These departments have direct impact on movements in the warehouse as shown above with push and pull triggers. When other departments are not involved in the project, they might not see the value of extra registration of e.g. master data and a new way of ordering goods for production and/or shipping. If this is the case, you risk missing buy-in from management and shop floor employees and face big challenges in the change management efforts.
For that reason, engagement and alignment between departments are key for your success when implementing WMS.
3. Hardware neglection (wi-fi spots, label printers, hand scanners, barcode labels etc.)
Companies often neglect hardware in the project plan, and – in some cases– this can cause a postponement of a go-live date. Essentially, if you have not made sure that all wi-fi spots are installed, or if label printers are not configured or delivered yet, your WMS can’t function.
We recommend involving the technical team early so they can explore different suppliers for test units prior to deciding and buying multiple hardware. Further, we also see that a practical activity such as ordering barcode labels can be a common pitfall due to neglection and delivery time if it is a major warehouse.
4. Neglection of language barriers
In projects in general, language is a common barrier when people from different countries work together. For WMS implementations, it is often an even bigger challenge. The warehouse workers may not be confident in speaking English, and the global project team may not be able to speak the local language. This can cause misunderstandings and generally slow down the progress during the project.
If possible, you can cope with this pitfall by pursuing to execute the project in the local language, or you can have a local middleman to help with translating and gathering information from the warehouse workers. Alternatively, you can involve specific warehouse employees with a higher level of English, although you should keep the training and other parts of the change management activities in the local language.
5. Lack of consideration for summer workers/churn of warehouse workers
Many warehouses often have temporary workers, e.g. during the summer period. Therefore, it is important that it doesn’t take too much time to train new workers in operating the WMS devices. If the devices or WMS solution are not intuitive, and if there are many unique processes and exceptions, it will be a cost driver for the warehouse.
You can cope with this by minimising complexity, i.e. minimising the amount of actions that can be done on the hand-held device and look for an intuitive user interface. This can be key for companies that often have summer workers or a high churn rate in warehouse employees.
6. Too much focus on supporting current processes – even if they are inefficient
There is a tendency to have a requirement sounding like the following: “We should at least be able to do what we do today”. While this might sound fair, it also gives a wrong perspective in the design of the WMS solution.
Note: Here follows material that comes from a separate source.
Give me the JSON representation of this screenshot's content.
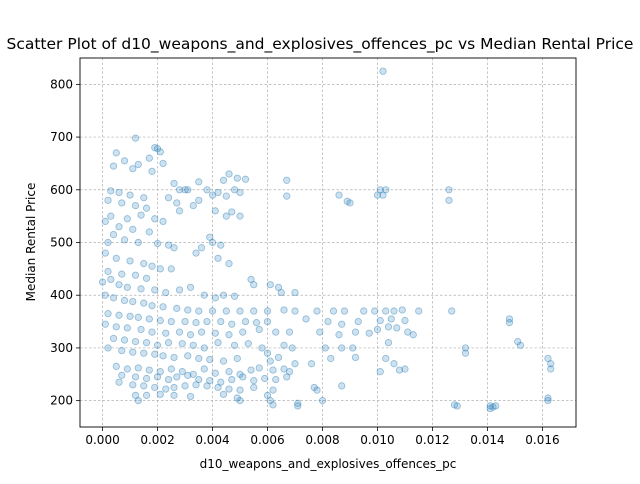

It results in a focus on whether the new system can cover the existing functionality rather than analysing the current processes and how they can be redesigned for the better with the new WMS.
Therefore, we recommend that you – in your perspective and communication – move towards new and more effective warehouse operations with room for adjustment and redefinition of the process landscape for the warehouse.
7. Wrong scope due to missing insight on current processes and needs
Before you create a great scope, business case and project plan, you need to clarify which current processes and key areas need improvement. Nonetheless, we often see that the WMS comes into the picture out of necessity and not due to a clear business case where time and costs can be reduced. This leads to an unclear scope, where the goal is to implement a WMS with limited consideration of what the expected outcome is. Often, the outcome of such a WMS project is a questionable return of investment and a big challenge in terms of the change management efforts due to a lack of focus on operations and expected benefits.
Therefore, we recommend that you spend time assessing your current warehouse operations to find the important focus areas and be on point about what business impact (KPI) needs to be improved as well as behavioural impact.
8. Neglection of training efforts
Training is key to a successful WMS implementation. However, it is also a challenge to many companies. When you implement a new WMS, it introduces new master data such as packaging data, units per pallet, ABC bins, bins for allergens etc. This requires a lot of preparation to properly train the users of the system. Often, in WMS projects, another parameter is that training is not done with the correct devices but with simulation screens on a PC. Therefore, on top of the general pitfalls, where training is underestimated, you also have the complexity of new devices, and you need to prepare a lot in a testing/educational environment.
We have no easy answer to this pitfall other than the need to prioritise it. The investment is worthwhile compared to going live with a system where users are not confident in the use of the WMS.
We hope this blog post has sparked some ideas for your next WMS project so that you can make sure to mitigate risks and enhance your possibilities for a flawless WMS project!